One has almonds, another black olives, and so on.”
Lanza makes her Sicilian pesto with tomatoes, mixed fresh herbs, ground hot pepper and almonds. The recipe is below.
ANNA’S SICILIAN PESTO WITH PASTAThis recipe is from The Flavors of Sicily. Author Anna Tasca Lanza writes that no two recipes of the famous Pantescan pesto (from the island of Pantelleria off the coast of Sicily) are alike. She varies the herbs according to what she has on hand. “I just go out into the garden and pick as many herb leaves as I think I’ll need and proceed from there. The pesto tastes better if it sits for a day.
Makes 4 servings
2 cups (120 gr. or 4 ounces) mixed herbs, such as mint, parsley, basil and sage
2 cloves garlic
4 small ripe tomatoes (225 gr. or 8 ounces), cut up
1 tsp. sugar
 Salt
Ground hot pepper
1⁄3 cup olive oil
450 to 500 gr. (1 pound) spaghetti
1⁄4 cup slivered almonds (see Note below)

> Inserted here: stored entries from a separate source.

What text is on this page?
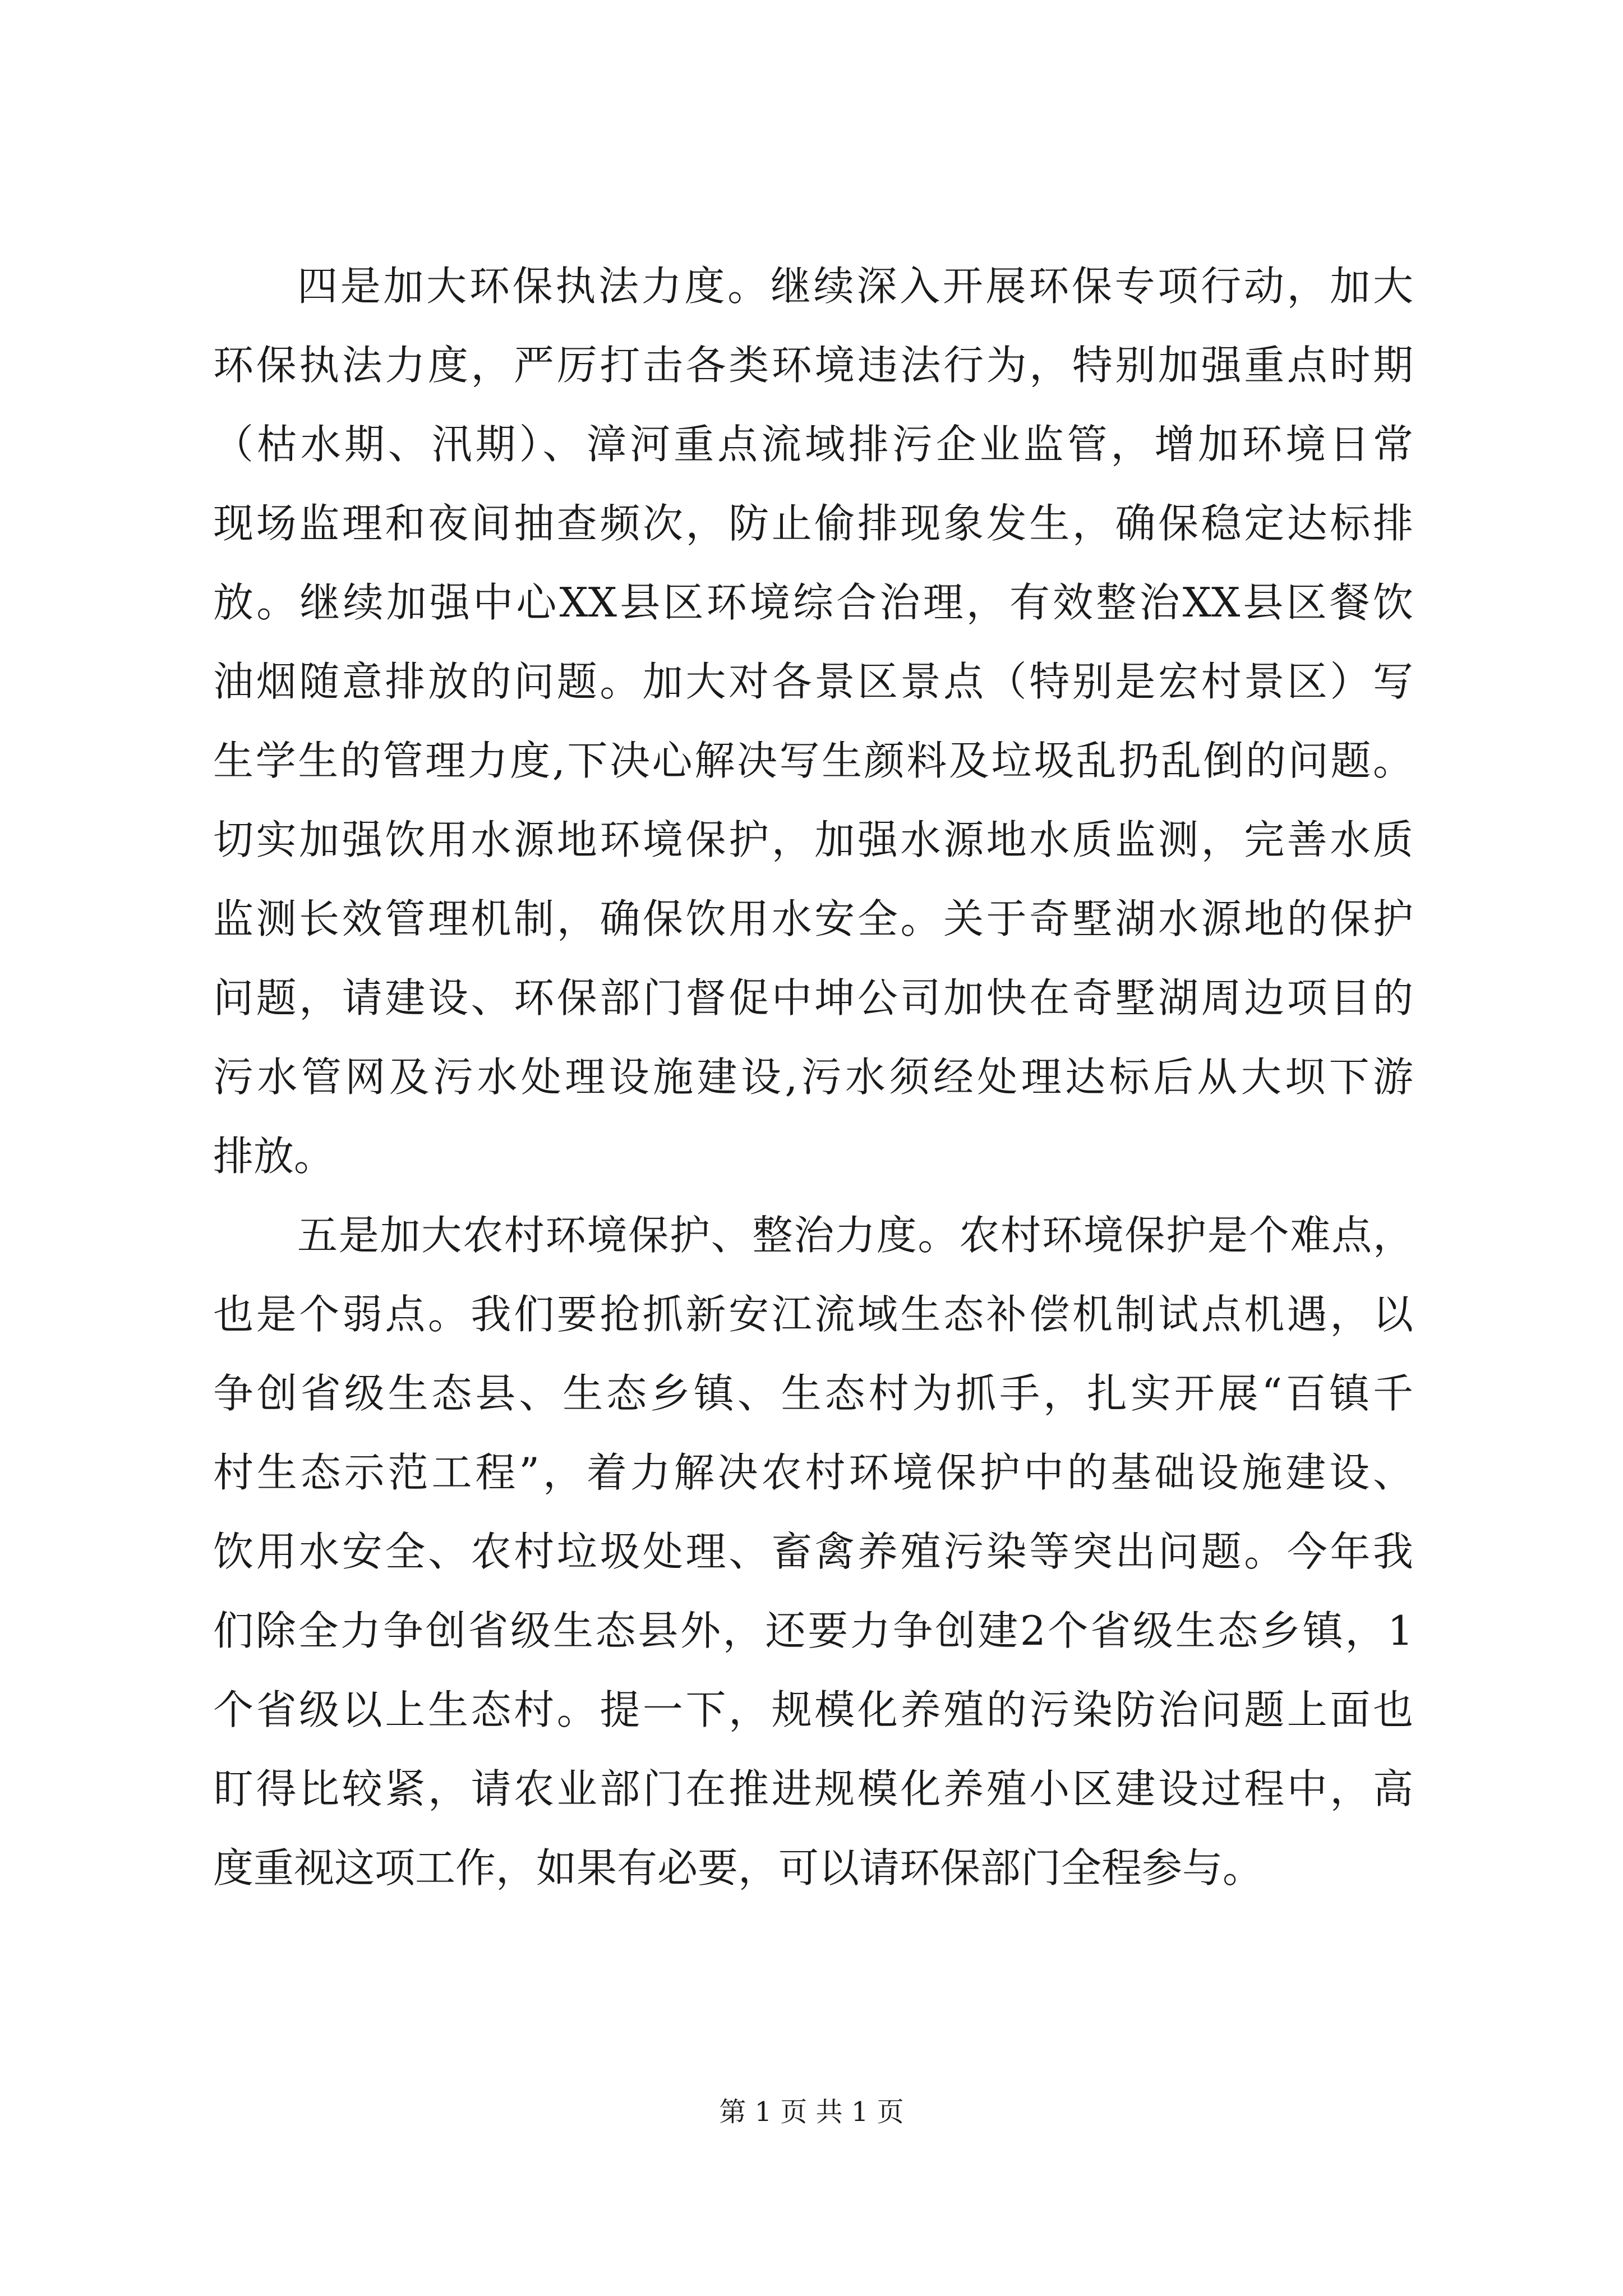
四是加大环保执法力度。继续深入开展环保专项行动，加大
环保执法力度，严厉打击各类环境违法行为，特别加强重点时期
（枯水期、汛期）、漳河重点流域排污企业监管，增加环境日常
现场监理和夜间抽查频次，防止偷排现象发生，确保稳定达标排
放。继续加强中心XX县区环境综合治理，有效整治XX县区餐饮
油烟随意排放的问题。加大对各景区景点（特别是宏村景区）写
生学生的管理力度,下决心解决写生颜料及垃圾乱扔乱倒的问题。
切实加强饮用水源地环境保护，加强水源地水质监测，完善水质
监测长效管理机制，确保饮用水安全。关于奇墅湖水源地的保护
问题，请建设、环保部门督促中坤公司加快在奇墅湖周边项目的
污水管网及污水处理设施建设,污水须经处理达标后从大坝下游
排放。
五是加大农村环境保护、整治力度。农村环境保护是个难点，
也是个弱点。我们要抢抓新安江流域生态补偿机制试点机遇，以
争创省级生态县、生态乡镇、生态村为抓手，扎实开展“百镇千
村生态示范工程”，着力解决农村环境保护中的基础设施建设、
饮用水安全、农村垃圾处理、畜禽养殖污染等突出问题。今年我
们除全力争创省级生态县外，还要力争创建2个省级生态乡镇，1
个省级以上生态村。提一下，规模化养殖的污染防治问题上面也
盯得比较紧，请农业部门在推进规模化养殖小区建设过程中，高
度重视这项工作，如果有必要，可以请环保部门全程参与。
第 1 页 共 1 页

Combine the herbs, garlic and tomatoes in a food processor and process until roughly chopped. Add the sugar and salt and hot pepper to taste. With the machine running, pour in 1⁄4 cup of the oil. Process just until blended. Scrape into a bowl or jar.
Pour the remaining oil on top. Refrigerate overnight to let the flavors develop.
Just before serving, cook the spaghetti in plenty of boiling salted water until al dente.
Drain. Stir the pesto and toss with the pasta.
Sprinkle the almonds on top and serve.
Note: If the almonds are very flavorful, use them as is; otherwise, toast them lightly to heighten the flavor.
CLASSIC PESTO
Pesto is easy to make in the food processor.
If you like, substitute 1⁄2 cup parsley leaves for the basil. To make the pesto parve or vegan, omit the cheese. You can keep the pesto, covered, for 2 days in the refrigerator. Bring it to room temperature for serving.
This makes enough for 450 to 500 gr.
(1 pound) pasta, to serve 4 to 6.
6 medium garlic cloves, peeled
1⁄4 cup pine nuts or diced walnuts
2 cups (about 55 gr. or 2 ounces packed basil leaves
1 cup (about 80 gr. or 3 ounces) freshly grated Parmesan cheese
2⁄3 cup fine quality olive oil, preferably extra-virgin
With the blade of the food processor turning, drop the garlic cloves, one at a time, through feed tube and process them until finely chopped. Add the pine nuts, basil and cheese and process until basil is chopped.
With the blade turning, gradually add the olive oil. Scrape down sides and process until mixture is well blended. Transfer to a small bowl.
Refrigerate the pesto if you are making it ahead.
Faye Levy is the author of Sensational Pasta.